Messaging
Codenames: The Flash (NATS) — The Nervous System. Information travels at the speed of thought. Dr. Strange (Pulsar) — Time Stone. Replays event history and sees 14 million outcomes.
Message broker services for agent communication and event distribution.
Overview
The A.R.C. Framework uses two messaging systems for different purposes:
- Ephemeral Messaging (NATS) - Fast, lightweight, for real-time sync
- Durable Messaging (Pulsar) - Persistent, for event sourcing
Categories
Ephemeral
Purpose: Real-time agent-to-agent communication
- Fast, sub-millisecond latency
- No persistence (memory only)
- Pub/sub, request/reply, queue groups
- Ideal for: coordination, job queues, heartbeats
Implementation: NATS
Durable
Purpose: Event streaming and "Conveyor Belt" pattern
- Persistent storage
- Event replay and time-travel
- Guaranteed delivery
- Ideal for: event sourcing, audit logs, CDC
Implementation: Apache Pulsar
When to Use Which?
| Use Case | Use This |
|---|---|
| Agent asks another agent to do something | NATS (ephemeral) |
| Distribute work across workers | NATS (queue groups) |
| Request/reply pattern | NATS |
| Record events for audit log | Pulsar (durable) |
| Event sourcing / CQRS | Pulsar (durable) |
| Replay historical events | Pulsar (durable) |
| Cross-service event distribution | Pulsar (durable) |
Architecture
Fast Sync Layer (NATS)
↓
Agent Communication
↓
Event Bus (Pulsar)
↓
Event Store & Replay
Ephemeral Messaging
Real-time, low-latency messaging for agent-to-agent communication.
Overview
Ephemeral messaging provides fast, memory-based message delivery without persistence. Messages are delivered in real-time and are not stored.
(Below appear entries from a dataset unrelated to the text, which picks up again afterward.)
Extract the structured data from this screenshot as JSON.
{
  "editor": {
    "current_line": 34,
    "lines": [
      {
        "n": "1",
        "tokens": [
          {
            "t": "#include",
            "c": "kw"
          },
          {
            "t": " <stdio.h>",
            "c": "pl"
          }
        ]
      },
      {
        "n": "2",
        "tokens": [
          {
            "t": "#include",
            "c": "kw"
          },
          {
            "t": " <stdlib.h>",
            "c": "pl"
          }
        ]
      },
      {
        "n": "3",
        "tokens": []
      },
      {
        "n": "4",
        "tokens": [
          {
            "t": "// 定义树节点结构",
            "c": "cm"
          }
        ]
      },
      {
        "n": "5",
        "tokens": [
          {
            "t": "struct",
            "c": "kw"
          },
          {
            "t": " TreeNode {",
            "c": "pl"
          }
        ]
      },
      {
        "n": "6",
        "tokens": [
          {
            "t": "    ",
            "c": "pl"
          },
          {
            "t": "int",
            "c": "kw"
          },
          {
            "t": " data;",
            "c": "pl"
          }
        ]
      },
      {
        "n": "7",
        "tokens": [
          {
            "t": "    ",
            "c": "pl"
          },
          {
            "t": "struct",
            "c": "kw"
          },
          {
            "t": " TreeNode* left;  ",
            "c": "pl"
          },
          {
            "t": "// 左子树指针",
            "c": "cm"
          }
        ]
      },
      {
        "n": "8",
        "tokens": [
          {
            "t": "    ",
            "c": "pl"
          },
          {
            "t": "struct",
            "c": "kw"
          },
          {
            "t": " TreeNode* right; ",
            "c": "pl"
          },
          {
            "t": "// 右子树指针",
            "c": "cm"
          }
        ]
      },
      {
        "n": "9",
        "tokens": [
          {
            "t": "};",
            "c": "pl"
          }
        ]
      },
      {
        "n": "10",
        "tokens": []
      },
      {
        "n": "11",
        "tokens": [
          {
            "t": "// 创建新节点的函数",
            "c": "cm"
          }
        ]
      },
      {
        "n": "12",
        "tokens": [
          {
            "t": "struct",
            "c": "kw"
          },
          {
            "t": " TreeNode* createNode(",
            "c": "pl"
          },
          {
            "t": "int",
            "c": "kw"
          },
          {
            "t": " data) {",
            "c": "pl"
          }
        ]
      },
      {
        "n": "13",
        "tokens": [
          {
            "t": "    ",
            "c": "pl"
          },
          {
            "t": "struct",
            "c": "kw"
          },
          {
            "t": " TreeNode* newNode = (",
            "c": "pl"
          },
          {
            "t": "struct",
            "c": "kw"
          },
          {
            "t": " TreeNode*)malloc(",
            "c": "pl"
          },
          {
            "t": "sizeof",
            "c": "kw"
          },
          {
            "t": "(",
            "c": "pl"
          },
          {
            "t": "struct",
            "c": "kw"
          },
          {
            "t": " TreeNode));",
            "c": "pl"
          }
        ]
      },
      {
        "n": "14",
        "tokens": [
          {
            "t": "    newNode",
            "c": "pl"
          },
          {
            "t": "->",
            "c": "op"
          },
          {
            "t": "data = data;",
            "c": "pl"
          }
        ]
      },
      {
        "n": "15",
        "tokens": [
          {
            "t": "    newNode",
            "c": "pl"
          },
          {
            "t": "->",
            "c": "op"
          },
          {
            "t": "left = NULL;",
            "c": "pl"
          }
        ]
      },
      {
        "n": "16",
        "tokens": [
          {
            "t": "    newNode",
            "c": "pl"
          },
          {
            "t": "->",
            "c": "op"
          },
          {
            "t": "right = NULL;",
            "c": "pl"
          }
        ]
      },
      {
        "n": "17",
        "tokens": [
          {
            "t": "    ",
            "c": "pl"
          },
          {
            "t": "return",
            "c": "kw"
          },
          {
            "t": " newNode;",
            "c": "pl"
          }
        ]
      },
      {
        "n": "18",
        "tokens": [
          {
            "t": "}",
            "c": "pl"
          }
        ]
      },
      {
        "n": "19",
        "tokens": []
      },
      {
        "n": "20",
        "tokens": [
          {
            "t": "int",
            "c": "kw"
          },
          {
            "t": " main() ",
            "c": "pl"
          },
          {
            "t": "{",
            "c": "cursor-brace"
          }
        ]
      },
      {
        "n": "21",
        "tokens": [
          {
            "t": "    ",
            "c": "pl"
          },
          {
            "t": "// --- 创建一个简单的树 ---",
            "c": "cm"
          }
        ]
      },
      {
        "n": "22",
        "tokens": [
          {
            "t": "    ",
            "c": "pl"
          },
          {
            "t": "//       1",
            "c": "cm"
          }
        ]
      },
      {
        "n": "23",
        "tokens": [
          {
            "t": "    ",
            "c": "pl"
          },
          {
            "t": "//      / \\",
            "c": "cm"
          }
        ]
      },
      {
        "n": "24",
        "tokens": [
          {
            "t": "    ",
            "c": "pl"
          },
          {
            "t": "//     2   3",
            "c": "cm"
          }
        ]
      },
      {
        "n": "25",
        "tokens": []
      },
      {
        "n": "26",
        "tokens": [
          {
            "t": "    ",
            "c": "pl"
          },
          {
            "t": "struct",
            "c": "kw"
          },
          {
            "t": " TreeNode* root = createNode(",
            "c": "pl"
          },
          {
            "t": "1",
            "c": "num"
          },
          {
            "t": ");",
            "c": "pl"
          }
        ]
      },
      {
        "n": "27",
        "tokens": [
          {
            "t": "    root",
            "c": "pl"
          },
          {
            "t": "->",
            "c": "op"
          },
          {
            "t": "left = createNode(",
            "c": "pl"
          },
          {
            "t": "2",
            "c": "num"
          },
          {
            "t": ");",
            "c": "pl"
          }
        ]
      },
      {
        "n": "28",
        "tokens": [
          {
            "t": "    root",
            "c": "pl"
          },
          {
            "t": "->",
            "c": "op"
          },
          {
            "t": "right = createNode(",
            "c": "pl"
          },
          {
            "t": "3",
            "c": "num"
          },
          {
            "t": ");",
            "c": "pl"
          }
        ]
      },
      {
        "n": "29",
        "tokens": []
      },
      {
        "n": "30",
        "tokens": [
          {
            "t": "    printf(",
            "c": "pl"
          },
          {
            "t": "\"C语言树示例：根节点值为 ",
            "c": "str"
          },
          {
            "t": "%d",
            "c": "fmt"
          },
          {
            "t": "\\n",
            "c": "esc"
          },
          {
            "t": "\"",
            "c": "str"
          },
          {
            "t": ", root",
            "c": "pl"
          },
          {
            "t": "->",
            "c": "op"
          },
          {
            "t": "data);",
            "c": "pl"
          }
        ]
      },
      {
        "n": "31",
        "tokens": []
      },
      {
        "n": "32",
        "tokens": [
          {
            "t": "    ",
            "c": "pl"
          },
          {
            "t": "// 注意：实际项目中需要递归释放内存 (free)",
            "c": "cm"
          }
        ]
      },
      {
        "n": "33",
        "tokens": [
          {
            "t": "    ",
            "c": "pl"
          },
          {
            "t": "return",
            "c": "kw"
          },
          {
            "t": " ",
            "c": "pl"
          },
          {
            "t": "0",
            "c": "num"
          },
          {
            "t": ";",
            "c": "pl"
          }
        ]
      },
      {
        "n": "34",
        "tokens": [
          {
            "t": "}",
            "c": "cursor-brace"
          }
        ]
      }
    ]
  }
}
NATS - Ephemeral Messaging
Lightweight message broker for real-time agent-to-agent communication.
Overview
NATS provides:
- Pub/sub messaging
- Request/reply patterns
- Queue groups for work distribution
- Low-latency communication
- Simple, ephemeral messaging (no persistence)
Ports
- 4222 - Client connections
- 8222 - HTTP monitoring/management
Configuration
See .env.example for configuration options.
Key Features
- Lightweight - Minimal resource footprint
- Fast - Sub-millisecond latency
- Simple - Easy to use and deploy
- Ephemeral - Messages are not persisted
Use Cases
Ideal For
- ✅ Real-time agent coordination
- ✅ Job queues and work distribution
- ✅ Request/reply patterns
- ✅ Service-to-service communication
- ✅ Presence/heartbeat messages
Not Ideal For
- ❌ Event sourcing (use Pulsar)
- ❌ Message persistence (use Pulsar)
- ❌ Replay historical events (use Pulsar)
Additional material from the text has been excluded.